Friday mystery object #366 answer

Last week I gave you this unwelcome visitor to the Dead Zoo to identify:

I’ve given you something very similar before, which most people mistakenly identified as being this species.

It’s in the family Ptinidae, home of several species that are considered pests, thanks to their habit of boring holes in various different materials. They all tend to look quite similar, although the shape of the pronotum (the bit between the abdomen and the teensy head) is a useful feature.
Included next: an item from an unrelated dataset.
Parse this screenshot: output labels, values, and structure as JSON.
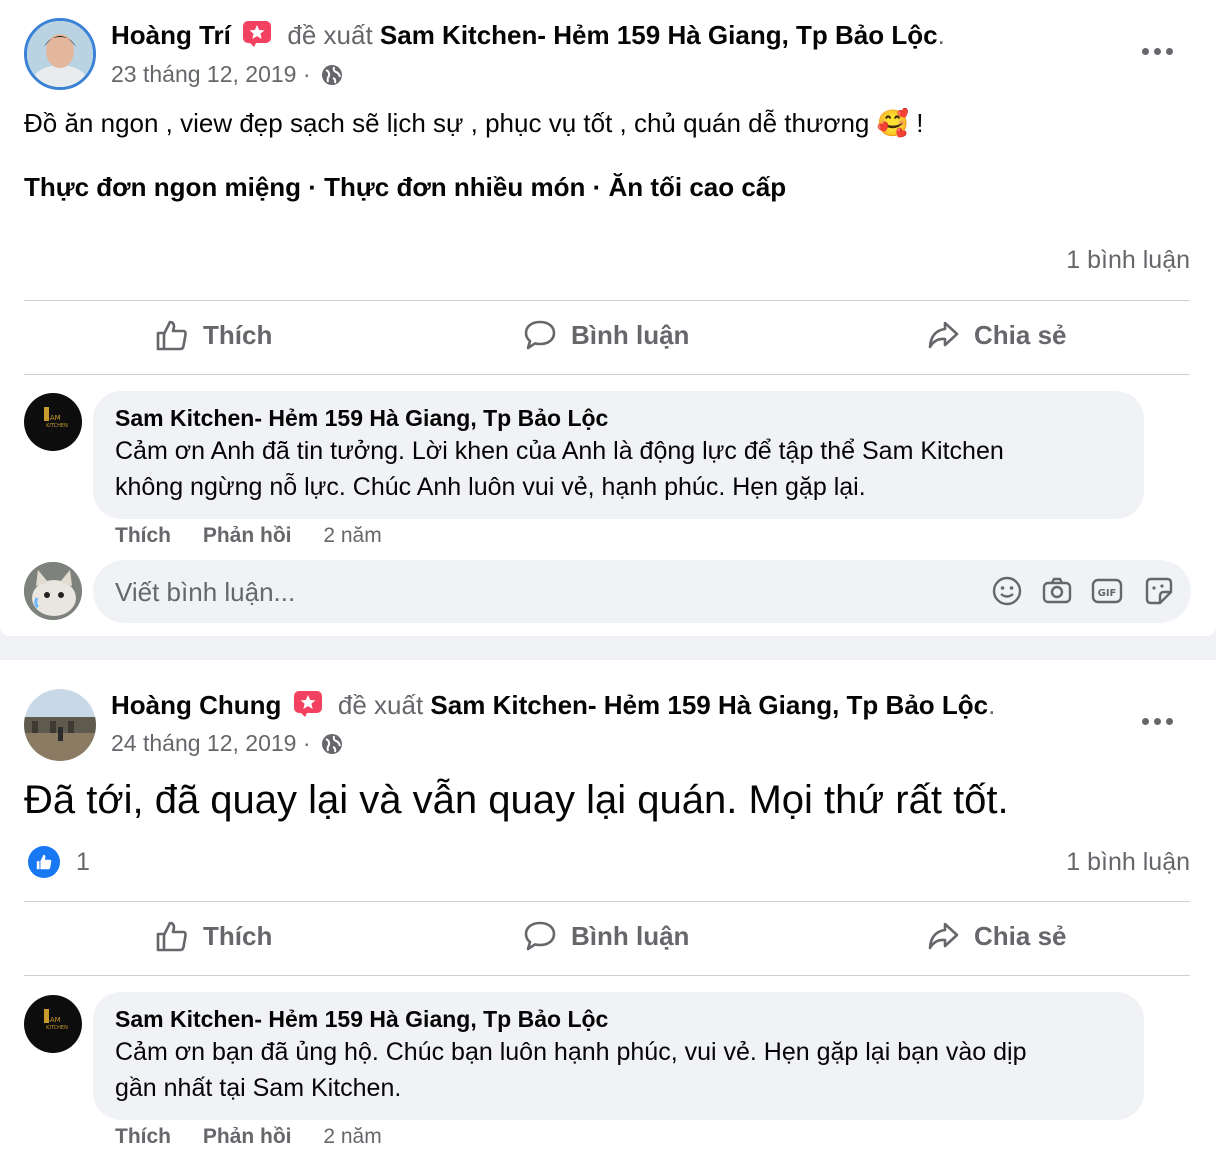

As Andy Calver and Thomas Rouillar intimated on Twitter and joe vans hinted in the comments, this particular beetle is normally associated with boring holes in carbohydrate rich substances, which can include drugs, tobacco, bread and biscuits. It’s known as the Drugstore Beetle, Cigarette Beetle, Bread Beetle or Biscuit Beetle depending on your particular interest in what it destroys. Of course, other beetles can share some of these proclivities and therefore claim some of the same names, so for clarity the scientific name is Stegobium paniceum (Linnaeus, 1758).

In museums they can tun up for a variety of reasons. Sometimes they’ll be feeding on starchy glues in book spines, they love a dried plant in a herbarium, they’ll give animal hides and museum specimens a nibble, and about the only thing they like more than poisoned grain used as rodent bait would be some biscuit crumbs.